In a legal complaint filed this morning, potential adoptive parents Steven Lazarus and his partner Mike Splitt, together with Colleen Sandor, asked the court for permission to join in the lawsuit brought earlier this month by Utah Children, a local advocacy group fighting the policy on behalf of the state’s foster children in need of loving homes.

The ACLU and NCLR are representing the three adults who, under the new policy, are barred from adopting because they live with an unrelated adult. Defendants in the case are the Utah Division of Children and Family Services, its Board, and several named officials within the Department of Human Services.

“Utah’s adoption policy is grounded in irrational fear and prejudice toward same-sex and unmarried couples,” said Stephen C. Clark, an attorney with the ACLU of Utah and a litigator in the case. “This policy robs children of the chance to live in stable, loving homes and robs prospective parents of the chance to provide for a needy child.”

The policy prevents gay couples and heterosexual adults with roommates from adopting. It states that “adults present in the home [must be] legally related to parents by blood or adoption or legal marriage.”

In legal papers filed with the court, the ACLU and NCLR said that the discriminatory adoption policy violates the adults’ constitutional rights to equal protection and argued that the policy itself is invalid because DCFS does not have the legal authority to pass it. The groups also said that the state ignores and violates its own law, which authorizes adoption based on “the best interest of the child.”

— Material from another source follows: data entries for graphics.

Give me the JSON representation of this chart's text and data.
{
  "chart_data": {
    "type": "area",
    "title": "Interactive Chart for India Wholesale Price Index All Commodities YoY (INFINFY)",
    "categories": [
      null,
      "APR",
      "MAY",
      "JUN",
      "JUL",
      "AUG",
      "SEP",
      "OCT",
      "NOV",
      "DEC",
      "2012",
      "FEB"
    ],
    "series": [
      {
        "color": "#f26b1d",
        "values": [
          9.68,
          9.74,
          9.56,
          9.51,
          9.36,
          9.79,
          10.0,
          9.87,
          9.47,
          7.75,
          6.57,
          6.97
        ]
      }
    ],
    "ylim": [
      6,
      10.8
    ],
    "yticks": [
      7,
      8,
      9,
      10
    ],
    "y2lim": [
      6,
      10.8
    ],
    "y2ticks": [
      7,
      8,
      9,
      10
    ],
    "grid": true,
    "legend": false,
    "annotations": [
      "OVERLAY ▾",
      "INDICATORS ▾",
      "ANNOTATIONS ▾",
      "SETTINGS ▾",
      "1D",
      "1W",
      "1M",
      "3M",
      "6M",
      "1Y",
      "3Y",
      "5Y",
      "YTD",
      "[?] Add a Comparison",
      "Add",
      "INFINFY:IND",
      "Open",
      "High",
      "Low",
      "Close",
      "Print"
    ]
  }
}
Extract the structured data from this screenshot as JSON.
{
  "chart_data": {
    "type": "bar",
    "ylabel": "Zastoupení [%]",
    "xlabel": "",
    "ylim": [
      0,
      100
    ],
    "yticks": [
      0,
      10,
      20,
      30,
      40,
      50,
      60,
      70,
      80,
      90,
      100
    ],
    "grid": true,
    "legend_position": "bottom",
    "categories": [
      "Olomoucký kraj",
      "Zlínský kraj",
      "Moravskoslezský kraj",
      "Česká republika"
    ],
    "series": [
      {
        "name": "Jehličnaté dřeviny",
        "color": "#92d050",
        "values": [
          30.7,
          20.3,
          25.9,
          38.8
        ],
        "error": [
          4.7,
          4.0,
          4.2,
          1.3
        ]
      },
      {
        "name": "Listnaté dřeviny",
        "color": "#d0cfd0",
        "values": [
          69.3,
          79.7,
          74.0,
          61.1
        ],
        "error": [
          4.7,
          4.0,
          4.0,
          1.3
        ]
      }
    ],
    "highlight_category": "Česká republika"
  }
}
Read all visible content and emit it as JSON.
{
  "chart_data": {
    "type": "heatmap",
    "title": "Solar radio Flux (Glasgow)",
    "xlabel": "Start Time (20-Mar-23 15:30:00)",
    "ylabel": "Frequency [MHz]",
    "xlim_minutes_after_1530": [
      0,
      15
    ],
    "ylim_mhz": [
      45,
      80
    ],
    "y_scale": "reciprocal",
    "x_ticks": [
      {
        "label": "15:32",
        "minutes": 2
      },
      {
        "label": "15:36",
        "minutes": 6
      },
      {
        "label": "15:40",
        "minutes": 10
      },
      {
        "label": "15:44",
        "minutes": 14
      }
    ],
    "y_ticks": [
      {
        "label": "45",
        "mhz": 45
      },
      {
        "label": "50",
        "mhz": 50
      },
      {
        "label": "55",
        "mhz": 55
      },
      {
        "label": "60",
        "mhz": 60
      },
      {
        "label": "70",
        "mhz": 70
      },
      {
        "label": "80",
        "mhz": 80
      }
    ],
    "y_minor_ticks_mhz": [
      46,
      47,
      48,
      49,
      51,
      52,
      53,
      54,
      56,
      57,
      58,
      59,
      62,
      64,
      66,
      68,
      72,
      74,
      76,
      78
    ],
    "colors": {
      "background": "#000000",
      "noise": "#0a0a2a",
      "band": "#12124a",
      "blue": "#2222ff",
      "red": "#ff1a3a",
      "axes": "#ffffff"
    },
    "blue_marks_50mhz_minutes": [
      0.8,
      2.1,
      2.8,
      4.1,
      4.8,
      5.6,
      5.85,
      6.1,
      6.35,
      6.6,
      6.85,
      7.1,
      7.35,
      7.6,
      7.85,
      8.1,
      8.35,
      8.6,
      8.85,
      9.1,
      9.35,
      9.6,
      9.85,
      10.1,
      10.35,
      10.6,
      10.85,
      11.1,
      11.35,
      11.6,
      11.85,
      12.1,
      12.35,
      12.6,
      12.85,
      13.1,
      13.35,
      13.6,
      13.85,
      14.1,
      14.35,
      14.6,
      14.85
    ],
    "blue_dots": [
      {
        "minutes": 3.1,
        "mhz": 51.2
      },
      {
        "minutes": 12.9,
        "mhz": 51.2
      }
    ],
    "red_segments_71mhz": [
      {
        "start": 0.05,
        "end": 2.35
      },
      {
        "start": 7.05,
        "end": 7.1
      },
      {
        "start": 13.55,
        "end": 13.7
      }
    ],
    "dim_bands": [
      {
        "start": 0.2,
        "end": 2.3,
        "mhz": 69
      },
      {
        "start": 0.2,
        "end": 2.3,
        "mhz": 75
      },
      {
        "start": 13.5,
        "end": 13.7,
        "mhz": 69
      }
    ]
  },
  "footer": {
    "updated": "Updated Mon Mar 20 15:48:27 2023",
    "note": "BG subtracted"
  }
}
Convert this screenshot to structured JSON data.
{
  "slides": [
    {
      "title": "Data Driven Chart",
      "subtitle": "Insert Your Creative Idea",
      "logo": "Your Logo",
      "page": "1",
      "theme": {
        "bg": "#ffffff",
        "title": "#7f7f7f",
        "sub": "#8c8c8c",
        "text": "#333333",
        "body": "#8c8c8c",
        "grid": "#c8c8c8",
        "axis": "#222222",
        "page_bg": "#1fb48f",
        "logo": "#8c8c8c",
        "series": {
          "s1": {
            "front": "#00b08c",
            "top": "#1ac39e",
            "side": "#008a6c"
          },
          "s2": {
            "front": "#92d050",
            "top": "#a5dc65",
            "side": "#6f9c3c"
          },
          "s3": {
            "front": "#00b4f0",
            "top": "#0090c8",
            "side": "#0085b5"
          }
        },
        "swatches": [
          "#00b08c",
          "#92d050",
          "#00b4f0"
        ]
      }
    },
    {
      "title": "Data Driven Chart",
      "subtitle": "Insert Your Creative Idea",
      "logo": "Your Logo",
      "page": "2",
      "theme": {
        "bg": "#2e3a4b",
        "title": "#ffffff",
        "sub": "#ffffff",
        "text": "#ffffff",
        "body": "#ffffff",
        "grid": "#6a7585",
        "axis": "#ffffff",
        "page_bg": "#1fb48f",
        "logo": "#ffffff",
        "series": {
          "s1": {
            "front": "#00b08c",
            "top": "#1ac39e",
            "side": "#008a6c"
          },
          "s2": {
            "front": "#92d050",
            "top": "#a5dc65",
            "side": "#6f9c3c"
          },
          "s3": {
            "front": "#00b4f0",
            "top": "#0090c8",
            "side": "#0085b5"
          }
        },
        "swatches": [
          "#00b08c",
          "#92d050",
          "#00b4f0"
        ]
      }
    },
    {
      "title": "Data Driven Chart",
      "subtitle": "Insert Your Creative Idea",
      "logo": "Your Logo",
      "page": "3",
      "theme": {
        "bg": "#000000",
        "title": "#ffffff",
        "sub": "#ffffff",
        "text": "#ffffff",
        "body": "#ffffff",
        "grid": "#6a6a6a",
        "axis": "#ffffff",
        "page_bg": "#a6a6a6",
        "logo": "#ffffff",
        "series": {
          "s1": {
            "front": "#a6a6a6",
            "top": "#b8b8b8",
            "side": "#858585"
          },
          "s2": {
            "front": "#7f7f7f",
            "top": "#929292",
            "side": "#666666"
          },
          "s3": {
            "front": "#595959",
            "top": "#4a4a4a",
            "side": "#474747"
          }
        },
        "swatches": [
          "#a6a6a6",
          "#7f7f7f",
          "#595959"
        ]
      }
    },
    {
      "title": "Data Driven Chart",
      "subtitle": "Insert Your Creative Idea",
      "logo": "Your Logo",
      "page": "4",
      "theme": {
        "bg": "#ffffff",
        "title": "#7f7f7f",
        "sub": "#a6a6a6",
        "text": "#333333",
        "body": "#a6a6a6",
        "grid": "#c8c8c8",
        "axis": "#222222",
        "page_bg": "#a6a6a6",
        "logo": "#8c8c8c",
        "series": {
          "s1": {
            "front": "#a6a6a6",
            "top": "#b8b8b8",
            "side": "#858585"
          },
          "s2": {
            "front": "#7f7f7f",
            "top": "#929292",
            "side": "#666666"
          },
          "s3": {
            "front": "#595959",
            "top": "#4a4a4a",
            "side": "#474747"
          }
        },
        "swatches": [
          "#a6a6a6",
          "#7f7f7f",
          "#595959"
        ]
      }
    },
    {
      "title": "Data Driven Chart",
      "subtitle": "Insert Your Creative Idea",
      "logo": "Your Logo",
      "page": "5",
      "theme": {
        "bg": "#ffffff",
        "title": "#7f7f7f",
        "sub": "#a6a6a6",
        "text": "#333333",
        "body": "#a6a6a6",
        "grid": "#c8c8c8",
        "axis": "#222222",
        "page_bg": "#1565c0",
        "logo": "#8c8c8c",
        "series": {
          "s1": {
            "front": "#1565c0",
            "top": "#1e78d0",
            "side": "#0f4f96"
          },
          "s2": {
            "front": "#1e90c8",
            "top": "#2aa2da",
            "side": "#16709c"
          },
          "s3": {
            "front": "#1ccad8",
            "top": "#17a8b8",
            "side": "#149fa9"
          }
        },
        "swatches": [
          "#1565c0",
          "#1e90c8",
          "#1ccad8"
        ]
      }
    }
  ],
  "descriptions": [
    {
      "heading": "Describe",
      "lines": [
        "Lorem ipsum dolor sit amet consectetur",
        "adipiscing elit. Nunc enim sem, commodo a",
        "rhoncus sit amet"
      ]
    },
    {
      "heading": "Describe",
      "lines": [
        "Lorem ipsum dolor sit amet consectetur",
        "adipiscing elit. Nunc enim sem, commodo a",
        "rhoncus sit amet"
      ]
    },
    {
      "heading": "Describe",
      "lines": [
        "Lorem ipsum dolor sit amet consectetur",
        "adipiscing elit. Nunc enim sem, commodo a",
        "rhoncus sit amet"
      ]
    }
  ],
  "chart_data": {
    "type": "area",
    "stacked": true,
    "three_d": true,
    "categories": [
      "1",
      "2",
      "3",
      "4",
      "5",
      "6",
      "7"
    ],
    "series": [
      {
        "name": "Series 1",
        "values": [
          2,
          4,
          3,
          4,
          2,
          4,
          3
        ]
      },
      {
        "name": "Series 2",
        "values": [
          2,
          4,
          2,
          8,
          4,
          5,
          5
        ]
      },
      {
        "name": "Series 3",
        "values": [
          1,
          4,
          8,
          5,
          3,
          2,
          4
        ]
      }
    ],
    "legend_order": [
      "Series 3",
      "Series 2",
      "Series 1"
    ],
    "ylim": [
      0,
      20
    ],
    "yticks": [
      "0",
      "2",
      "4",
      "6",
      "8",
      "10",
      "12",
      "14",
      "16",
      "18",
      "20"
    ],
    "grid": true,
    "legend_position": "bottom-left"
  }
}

“Steve and Mike, or Colleen and her partner, could provide all the stability, warmth and care that every child in Utah deserves,” said Jennifer Middleton, an attorney with the national ACLU’s Lesbian and Gay Rights Project who is also litigating the case. “But instead, they are irrationally barred from even being considered as parents.”

“This policy is bad for children, but it’s also unfair to the parents out there who want to adopt,” she said.

The individuals challenging the policy are:

  • Steven Lazarus, 36, and his partner of 12 years, Mike Splitt, 35. Both are meteorologists at the University of Utah. The pair spent last five years mentoring a troubled youth in Oklahoma and currently participate in a youth mentoring program sponsored by the Salt Lake City Homeless Shelter. In 1993, they were unofficially wed in a synagogue by a reform Jewish rabbi. They hope to be able to start a family and would like the option to adopt.
  • Colleen Sandor, 35, is a licensed psychologist in Salt Lake City and has been in a committed lesbian relationship for the past eight years. She is the program coordinator for an adult substance abuse treatment team that places special emphasis on treating mothers and children who have been affected by substance abuse issues. She too hopes to be able to start a family and would like the option to adopt.

While Florida remains the only state with a law that expressly bars lesbians and gay men from ever adopting children, Arkansas passed a policy last year prohibiting lesbians, gay men, and those who live with them from serving as foster parents. Both the Florida law and the Arkansas policy are currently being challenged in court by the ACLU. However this past April, New Hampshire repealed a 12-year-old law banning gays and lesbians from foster or adoptive parenting.

The case is Utah Children v. Utah DCFS, et al. Attorneys representing the adult clients are Clark of the ACLU of Utah, Middleton of the national ACLU’s Lesbian and Gay Rights Project, cooperating attorney Laura Milliken Gray of Salt Lake City, and Kathryn D. Kendell and Shannon Minter from the National Center for Lesbian Rights in San Francisco.